6. I am also grateful that my immediate family – my husband, my kids – is together in our home. Not so great for my recent college graduate, who was eager to start an independent adult life in Boston, but as his mother, I’m glad to have him with us. The downside is not being able to visit my elderly parents who live out of state, except through Zoom calls. But I’m thankful for Zoom, which allows us to easily video conference with one another.
7. I’m also profoundly grateful for my family’s financial stability and that we’re not suffering the deprivations that so many others are struggling with. I’m thankful to be able to help out through the wonderful non-profit organizations that work tirelessly to support those who need a hand up during these hard times.
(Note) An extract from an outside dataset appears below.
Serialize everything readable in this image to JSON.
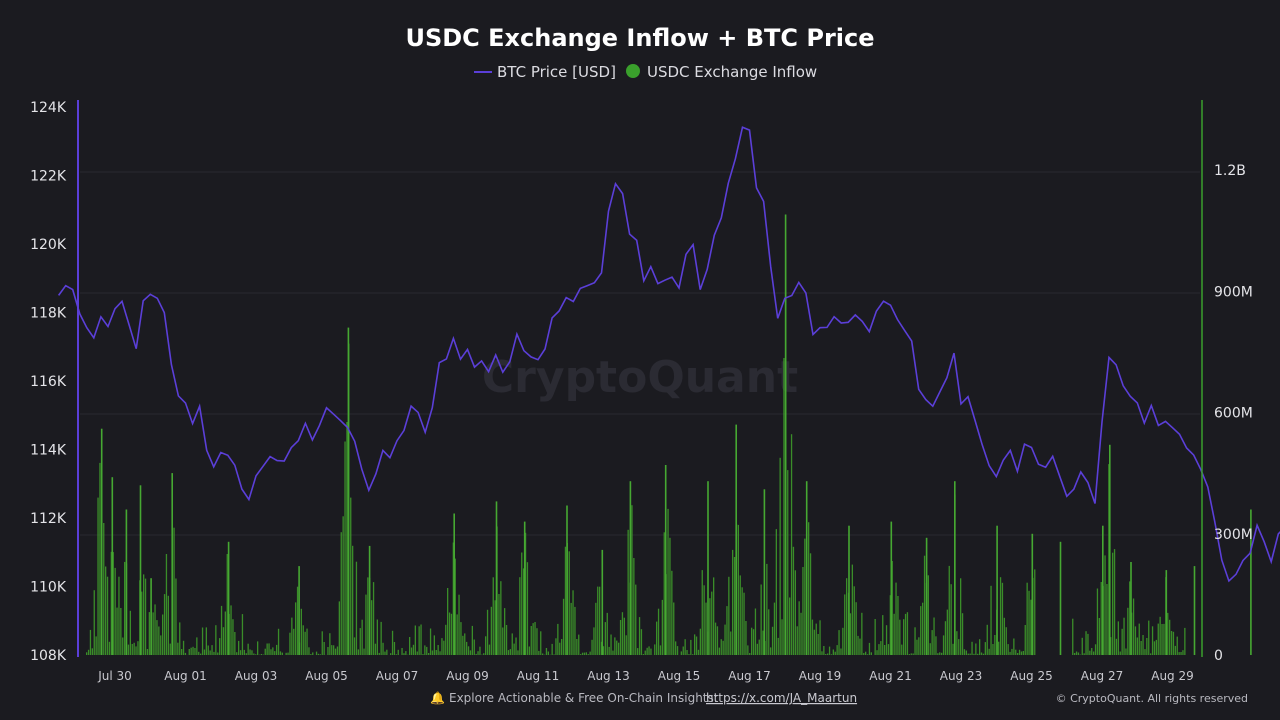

8. I’m profoundly thankful to my child’s teachers for going above and beyond the scope of their responsibilities to try to make life at school as normal as possible for their students. That goes for all teachers out there, and doubly for the first responders who risk their own well-being to care for others who desperately need their help.
9. Zoom classes, webinars, virtual instruction, and social meet-ups! Thank you to Zoom itself, as well as all those who provide social outlets, educational content, and interactive learning. It help tremendously in maintaining our sanity and need for socialization. By extension, I’m grateful to all the streaming entertainment that so many have turned to over these long months. Thank goodness for the internet! Can you imagine how much more difficult this experience would have been if the pandemic had happened thirty years earlier?
10. Finally, I’m thankful that 2021 is just around the corner! With Pfizer and Moderna leading the way in providing highly effective vaccines, we can’t help but hope that this nightmare will be over by this time next year … if not sooner. In this respect, 2021 promises to be a much happier year when we can all breathe a (healthy) sigh of relief and begin to resume our lives more or less “normally” as before.
No doubt, when this pandemic is relegated to the rear view mirror, we as individuals and as a society will be profoundly changed by our collective experience. Hopefully, we will also come out of this with a little gratitude for what good we did discover, and especially how much worse things might have been. This is not to minimize the loss that many suffered. For those who lost loved ones, my heart goes out to you. For those whose lives were completely upended by job loss and financial crises, I wish you a rapid turnaround of fortune. But adversity is a great teacher, and I do hope that we all are more awakened spiritually as a result of all this. We are social creatures, we need one another, we need to help one another in so many ways throughout our lives.
Thanksgiving provides a time for reflection to consider the good even in the most difficult times. I hope you and yours enjoy a wonderful holiday filled with happiness, health, and appreciation.